A report reveals that the majority of Europeans believe that corruption is a problem in their country


Almost two thirds of Europeans believe that corruption is a problem in their country and the COVID-19 pandemic has made the situation worse, according to a report.

62% of the 40,000 Europeans surveyed by Transparency International for its Global Corruption Barometer, believe that government corruption is a big problem in their country.

About a third of the 27 countries of the bloc also affirmed that corruption has worsened in the last 12 months, as can be seen in the following graphic.

Healthcare is one of the hot spots for corruption, which Transparency International considers of particular concern given the global health crisis.

The NGO found that the 29% of Europeans have used their personal contacts to receive medical care. Nor do most people believe that their government has not managed the pandemic transparently.

“The EU is often seen as a bastion of integrity, but these results show that countries in the region remain vulnerable to the insidious effects of corruption“Delia Ferreira Rubio, president of Transparency International, said in a statement.

“During a health crisis, using personal connections to access public services can be as damaging as paying bribes. Lives can be lost when people with contacts get a vaccine or medical treatment before people with more urgent needs. It is It is crucial that governments across the EU redouble their efforts to ensure a fair and equitable recovery from the ongoing pandemic, “he added.

The survey also looked at other areas of corruption, such as the links between business and politics. An average of 53% of EU citizens believe that their government is controlled by private interests. See the graph below.

This opinion is strongly held in Slovenia (70%), Bulgaria and Cyprus (both 68%) and the Czech Republic (67%), but it is a minority in the Scandinavian countries.

Members of parliament are considered the most corrupt, followed by business executives, bankers, and government officials, including the office of the president and prime minister.

In general, more than half of those surveyed think that large companies tend to avoid paying taxes and that companies often use bribes and connections to win contracts. Only 21% of Europeans think that corrupt officials face the right repercussions.

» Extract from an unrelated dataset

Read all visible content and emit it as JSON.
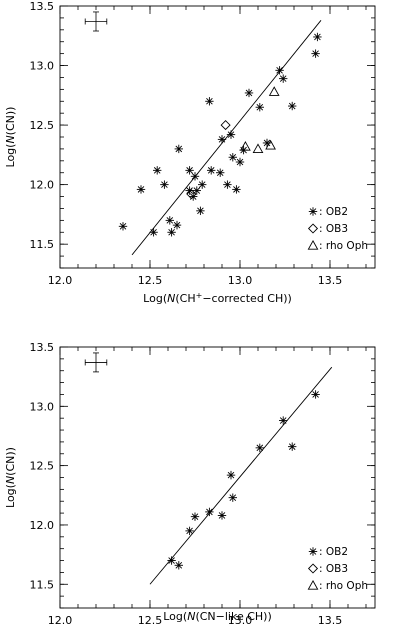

“These results should be a wake-up call for both national governments and the EU institutions. Corruption is undermining citizens ‘trust and policy makers must listen to citizens’ concerns“stated Michiel van Hulten, Director of Transparency International EU.

“There are many immediate measures that can be taken to remedy these problems, such as increasing the transparency of lobbyists at national and EU level or the fight against tax evasion. And EU policies to protect whistleblowers and fight money laundering must be quickly and effectively transposed into national law. “, he concluded.